|
Bugzilla – Full Text Bug Listing |
| Summary: | Potential 4+ hour hang in pbs_server | ||
|---|---|---|---|
| Product: | TORQUE | Reporter: | David Beer <dbeer> |
| Component: | pbs_server | Assignee: | David Beer <dbeer> |
| Status: | NEW | ||
| Severity: | enhancement | CC: | dbeer, efocht, SimonT, thzeiser, torquedev |
| Priority: | P5 | ||
| Version: | 2.5.x | ||
| Hardware: | PC | ||
| OS: | Linux | ||
Josh Bernstein wrote: I think the maximum number of retries makes sense here. How about something like 10? If this was a server configuration variable that would be a nice thing as well. Please do file a bug on this so it can be tracked in Bugzilla properly. -Josh
If creation of a socket fails (on all 880 retries) then you can't really use the software anyway. Sure you can fall-back after certain amount of retries, but does that really help you? You can't create the socket in the first place, therefore you will just make the server go to another request and create more havoc.
(In reply to comment #2) > If creation of a socket fails (on all 880 retries) then you can't really use > the software anyway. Sure you can fall-back after certain amount of retries, > but does that really help you? You can't create the socket in the first place, > therefore you will just make the server go to another request and create more > havoc. Actually, you can still use the software. You couldn't use it if this were happening on every node, but if it happens only on one or two nodes out of your entire cluster, then your pbs_server is hanging endlessly and the rest of your cluster is going unused. This is why a limit can be useful.
(In reply to comment #3) > (In reply to comment #2) > > If creation of a socket fails (on all 880 retries) then you can't really use > > the software anyway. Sure you can fall-back after certain amount of retries, > > but does that really help you? You can't create the socket in the first place, > > therefore you will just make the server go to another request and create more > > havoc. > > Actually, you can still use the software. You couldn't use it if this were > happening on every node, but if it happens only on one or two nodes out of your > entire cluster, then your pbs_server is hanging endlessly and the rest of your > cluster is going unused. This is why a limit can be useful. Sorry you lost me. What is hanging? The server, or the node? If the server is hanging because the sockets are failing then they will fail for all nodes. Its just like out of memory error. Or could you please explain what part of the code is this referring to exactly?

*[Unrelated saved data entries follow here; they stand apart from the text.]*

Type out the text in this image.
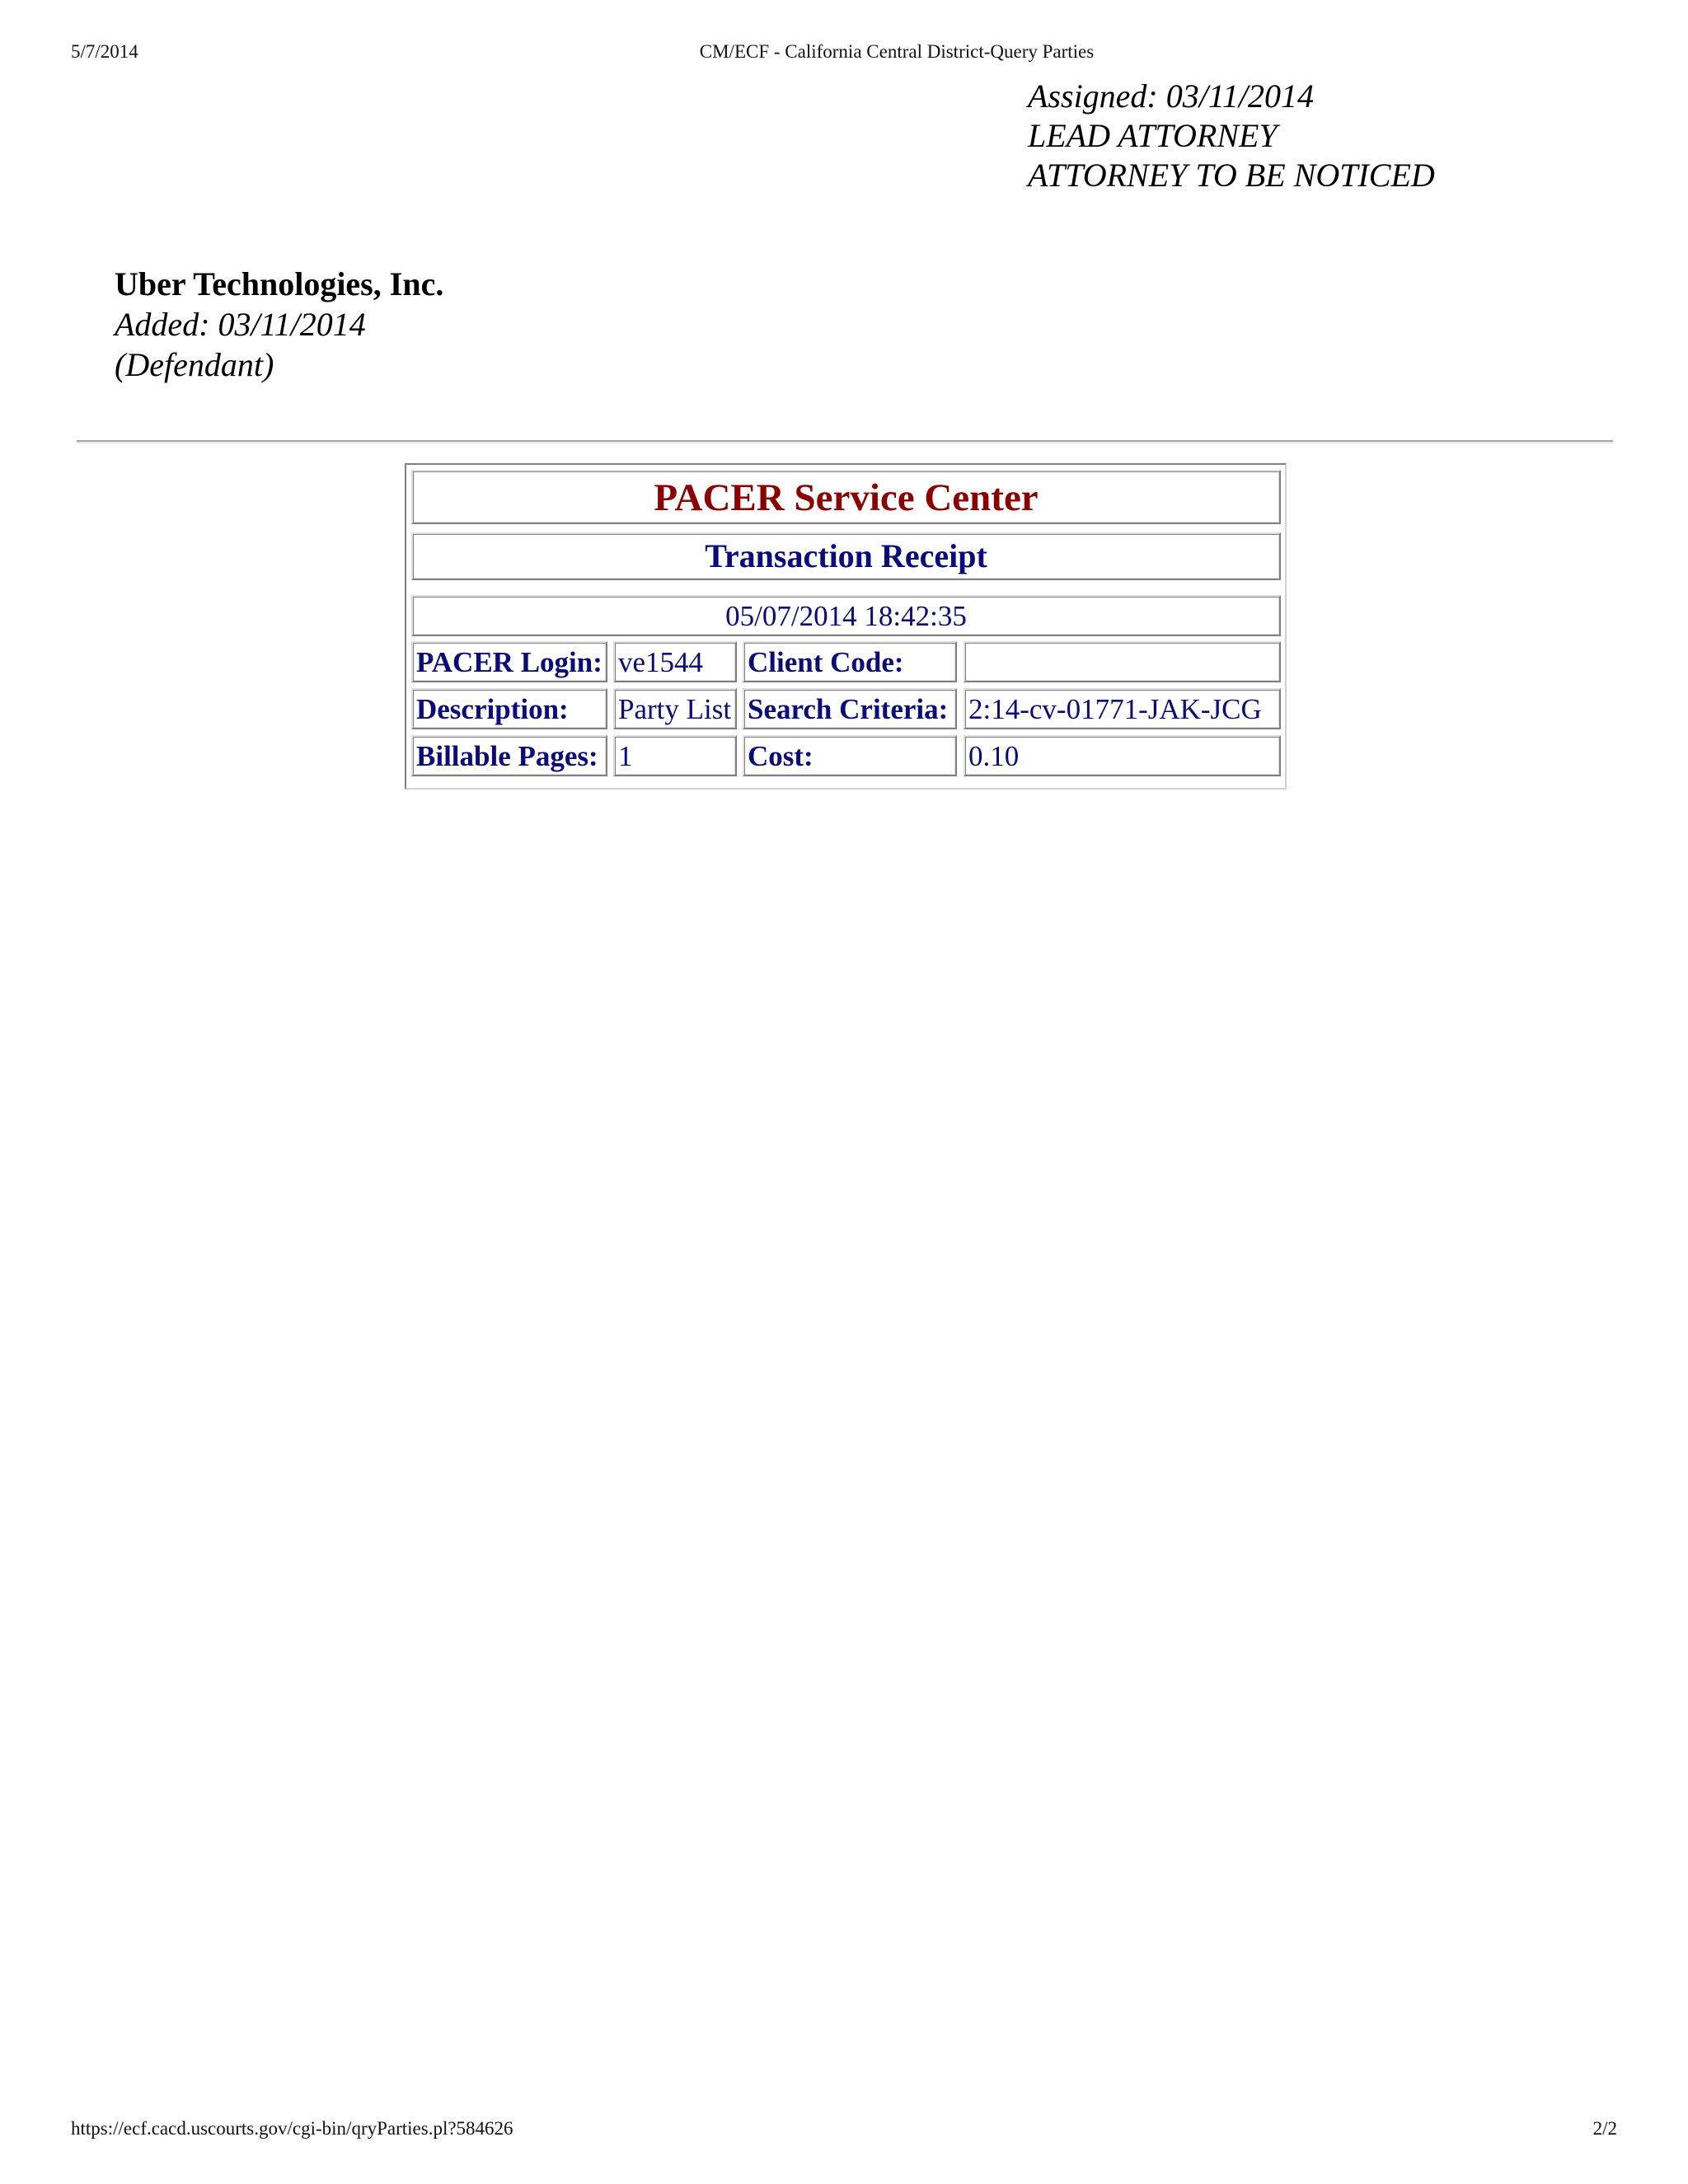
5/7/2014	CM/ECF - California Central District-Query Parties
Assigned: 03/11/2014
LEAD ATTORNEY
ATTORNEY TO BE NOTICED
Uber Technologies, Inc.
Added: 03/11/2014
(Defendant)
PACER Service Center
Transaction Receipt
05/07/2014 18:42:35
PACER Login: ve1544	Client Code:
Description:	Party List Search Criteria: 2:14-cv-01771-JAK-JCG
Billable Pages: 1	Cost:	0.10
https://ecf.cacd.uscourts.gov/cgi-bin/qryParties.pl?584626	2/2
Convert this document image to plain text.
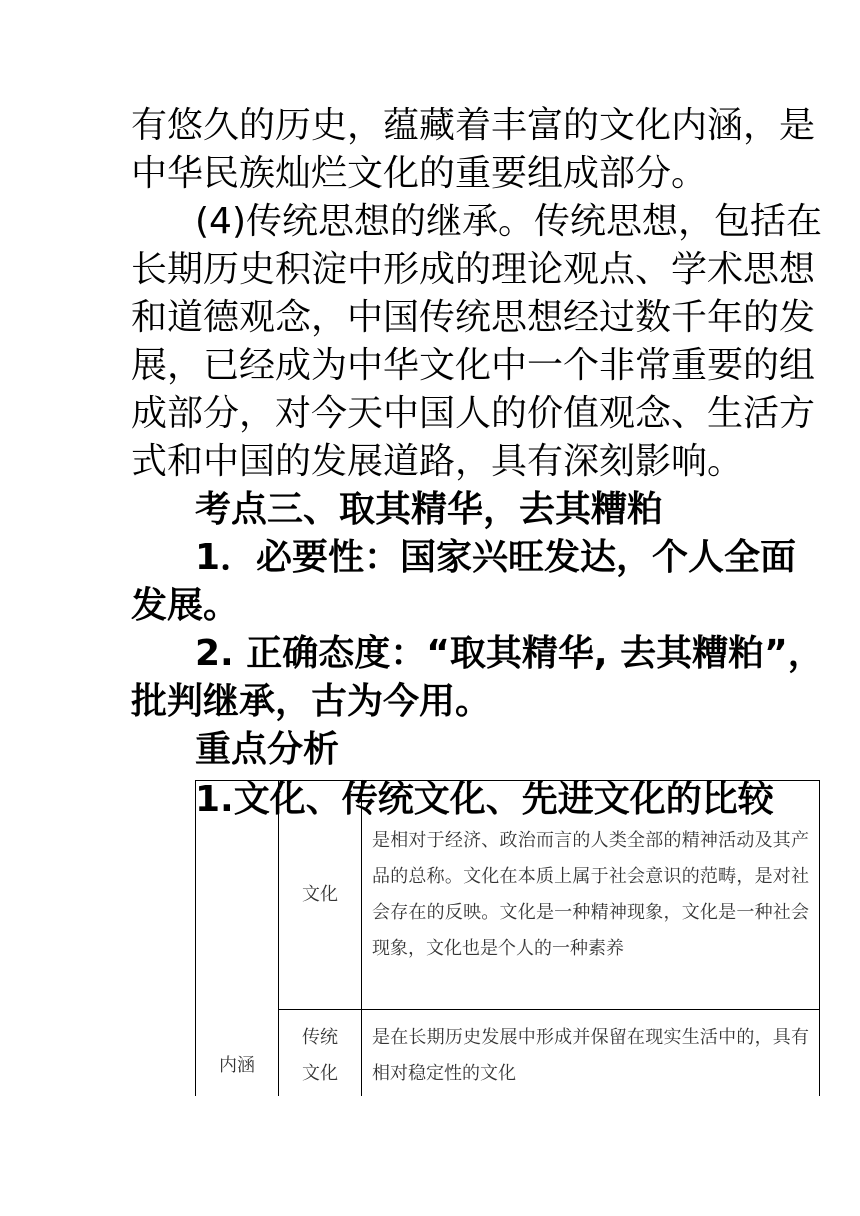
有悠久的历史，蕴藏着丰富的文化内涵，是
中华民族灿烂文化的重要组成部分。
(4)传统思想的继承。传统思想，包括在
长期历史积淀中形成的理论观点、学术思想
和道德观念，中国传统思想经过数千年的发
展，已经成为中华文化中一个非常重要的组
成部分，对今天中国人的价值观念、生活方
式和中国的发展道路，具有深刻影响。
考点三、取其精华，去其糟粕
1．必要性：国家兴旺发达，个人全面
发展。
2. 正确态度：“取其精华, 去其糟粕”，
批判继承，古为今用。
重点分析
1.文化、传统文化、先进文化的比较
内涵	文化	是相对于经济、政治而言的人类全部的精神活动及其产品的总称。文化在本质上属于社会意识的范畴，是对社会存在的反映。文化是一种精神现象，文化是一种社会现象，文化也是个人的一种素养
	传统
文化	是在长期历史发展中形成并保留在现实生活中的，具有相对稳定性的文化
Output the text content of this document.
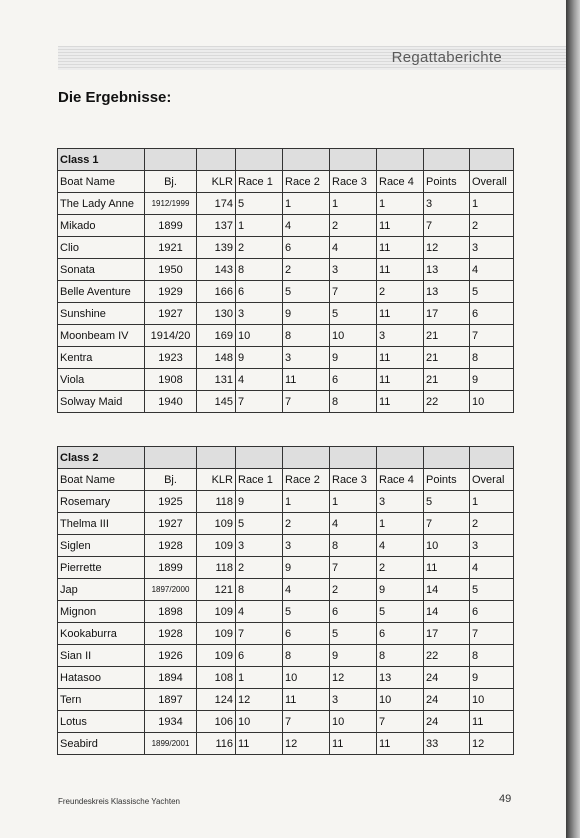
Regattaberichte
Die Ergebnisse:
Class 1								
Boat Name	Bj.	KLR	Race 1	Race 2	Race 3	Race 4	Points	Overall
The Lady Anne	1912/1999	174	5	1	1	1	3	1
Mikado	1899	137	1	4	2	11	7	2
Clio	1921	139	2	6	4	11	12	3
Sonata	1950	143	8	2	3	11	13	4
Belle Aventure	1929	166	6	5	7	2	13	5
Sunshine	1927	130	3	9	5	11	17	6
Moonbeam IV	1914/20	169	10	8	10	3	21	7
Kentra	1923	148	9	3	9	11	21	8
Viola	1908	131	4	11	6	11	21	9
Solway Maid	1940	145	7	7	8	11	22	10
Class 2								
Boat Name	Bj.	KLR	Race 1	Race 2	Race 3	Race 4	Points	Overal
Rosemary	1925	118	9	1	1	3	5	1
Thelma III	1927	109	5	2	4	1	7	2
Siglen	1928	109	3	3	8	4	10	3
Pierrette	1899	118	2	9	7	2	11	4
Jap	1897/2000	121	8	4	2	9	14	5
Mignon	1898	109	4	5	6	5	14	6
Kookaburra	1928	109	7	6	5	6	17	7
Sian II	1926	109	6	8	9	8	22	8
Hatasoo	1894	108	1	10	12	13	24	9
Tern	1897	124	12	11	3	10	24	10
Lotus	1934	106	10	7	10	7	24	11
Seabird	1899/2001	116	11	12	11	11	33	12
Freundeskreis Klassische Yachten	49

(In reply to comment #4) > > Sorry you lost me. What is hanging? The server, or the node? > the server > If the server is hanging because the sockets are failing then they will fail > for all nodes. Its just like out of memory error. Or could you please explain > what part of the code is this referring to exactly? The server is hanging because the node it is in the middle of communicating with dies, mid-communication. Please read the first post on this ticket for more information.
> > If the server is hanging because the sockets are failing then they will fail
> > for all nodes. Its just like out of memory error. Or could you please explain
> > what part of the code is this referring to exactly?
>
> The server is hanging because the node it is in the middle of communicating
> with dies, mid-communication. Please read the first post on this ticket for
> more information.
OK, the real issue I'm pointing out here is that we shouldn't limit the amount
of tries but handle return values correctly. What exactly is the return value
of the bind() call in this case?
(In reply to comment #6) > OK, the real issue I'm pointing out here is that we shouldn't limit the amount > of tries but handle return values correctly. What exactly is the return value > of the bind() call in this case? We're seeing this issue as well (with 2.5.3) and it is really annoying. For the return code, here's a trace: bind(11, {sa_family=AF_INET, sin_port=htons(301), sin_addr=inet_addr("0.0.0.0")}, 16) = 0 connect(11, {sa_family=AF_INET, sin_port=htons(15002), sin_addr=inet_addr("10.188.11.238")}, 16) = -1 EINPROGRESS (Operation now in progr) So connect() returns EINPROGRESS, then times out. It's easy to test: start a job, then kill the job's head node. BTW: we increased tcp_timeout to 120 since it's arather big cluster, so just reducing the number of retries is not quite ... useful. Regards, Erich
Is there any progress with this bug? The problem reported is a real show-stopper and not only the request of a minor enhancement!